L’AIT a réussi à poser les fondements théoriques d’une authentique Internationale révolutionnaire. Mais elle n’a jamais été une Internationale ouvrière de masse. Elle fut surtout une anticipation. Fondée en 1889, l’Internationale Socialiste – la Deuxième Internationale – commença là où s’était arrêtée la Première. Mais à la différence de l’AIT, la Deuxième Internationale fut d’emblée une Internationale de masse qui réunissait et organisait des millions de travailleurs. Elle comptait des syndicats et des partis de masse en Allemagne, en France, en Grande-Bretagne, en Belgique, etc. En outre, elle reposait – du moins en paroles – sur les bases du marxisme révolutionnaire. L’avenir du socialisme mondial semblait assuré.

Cependant, le malheur de la Deuxième Internationale fut de naître à l’époque d’une longue période de croissance capitaliste. Cela marqua la psychologie et les conceptions politiques des dirigeants des syndicats et partis socio-démocrates. Sur la base d’une longue période de croissance économique, le capitalisme était en mesure de faire des concessions à la classe ouvrière – ou plus exactement, à ses couches supérieures.

La formation de castes d’officiels syndicaux, de bureaucrates et de carriéristes parlementaires conditionna un processus de dégénérescence au cours duquel les sommets du mouvement ouvrier se séparaient des masses et de la base militante. Graduellement, presque imperceptiblement, les objectifs révolutionnaires étaient perdus de vue. Les dirigeants étaient absorbés par la routine quotidienne de l’activité parlementaire et syndicale. Finalement, des théories furent élaborées pour justifier l’abandon des principes.
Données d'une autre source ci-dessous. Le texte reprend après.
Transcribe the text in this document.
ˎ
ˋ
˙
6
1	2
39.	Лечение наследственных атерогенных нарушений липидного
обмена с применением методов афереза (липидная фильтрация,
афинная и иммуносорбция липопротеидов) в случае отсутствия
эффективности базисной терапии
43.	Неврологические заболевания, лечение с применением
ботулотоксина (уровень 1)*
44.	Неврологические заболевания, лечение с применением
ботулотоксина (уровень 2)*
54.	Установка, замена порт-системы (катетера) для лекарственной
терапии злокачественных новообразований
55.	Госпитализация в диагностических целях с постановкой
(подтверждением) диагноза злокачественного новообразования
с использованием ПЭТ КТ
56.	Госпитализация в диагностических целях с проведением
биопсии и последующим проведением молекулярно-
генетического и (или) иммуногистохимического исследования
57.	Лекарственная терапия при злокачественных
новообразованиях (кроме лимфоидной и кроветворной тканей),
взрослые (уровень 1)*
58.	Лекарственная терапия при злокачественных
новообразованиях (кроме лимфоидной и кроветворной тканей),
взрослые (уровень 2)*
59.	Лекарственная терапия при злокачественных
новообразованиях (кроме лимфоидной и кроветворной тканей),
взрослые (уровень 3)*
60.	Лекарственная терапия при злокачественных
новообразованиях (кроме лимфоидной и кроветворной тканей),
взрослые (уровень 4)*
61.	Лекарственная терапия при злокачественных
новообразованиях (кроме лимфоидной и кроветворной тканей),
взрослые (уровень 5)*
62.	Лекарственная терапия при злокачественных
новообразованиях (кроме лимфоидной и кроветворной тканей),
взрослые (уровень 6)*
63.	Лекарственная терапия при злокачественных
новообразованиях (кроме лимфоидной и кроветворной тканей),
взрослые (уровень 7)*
Telles furent les bases matérielles de la dégénérescence de l’Internationale Socialiste. Cette dégénérescence éclata au grand jour en 1914, lorsque les dirigeants de l’Internationale votèrent les crédits de guerre et rallièrent « leur » bourgeoisie dans le carnage impérialiste de la Première Guerre mondiale.

La IIIe Internationale

La IIIe Internationale – l’Internationale Communiste – se situait à un plus haut niveau qualitatif que les deux précédentes. Tout comme l’AIT à son sommet, la IIIe Internationale défendait un programme authentiquement révolutionnaire et internationaliste. Comme la Deuxième Internationale, elle avait une base de masse. Elle organisait des millions de travailleurs. Cette fois encore, il semblait que le sort de la révolution mondiale était en de bonnes mains.

Sous la direction de Lénine et Trotsky, l’Internationale Communiste a maintenu une ligne correcte. Cependant, l’isolement de la révolution russe, dans les conditions d’une effroyable arriération matérielle et culturelle, engendra une dégénérescence bureaucratique de la Révolution. La fraction bureaucratique dirigée par Staline a pris l’ascendant, en particulier après la mort de Lénine, en 1924.

L’Opposition de Gauche s’efforça de défendre les traditions d’Octobre – les traditions de la démocratie et de l’internationalisme ouvriers – contre la réaction stalinienne. Mais elle luttait à contre-courant. Les travailleurs russes étaient épuisés par des années de guerre, de révolution et de guerre civile. D’un autre côté, la bureaucratie gagnait toujours plus en confiance. Elle a mis les travailleurs à l’écart et pris le contrôle du parti bolchevik.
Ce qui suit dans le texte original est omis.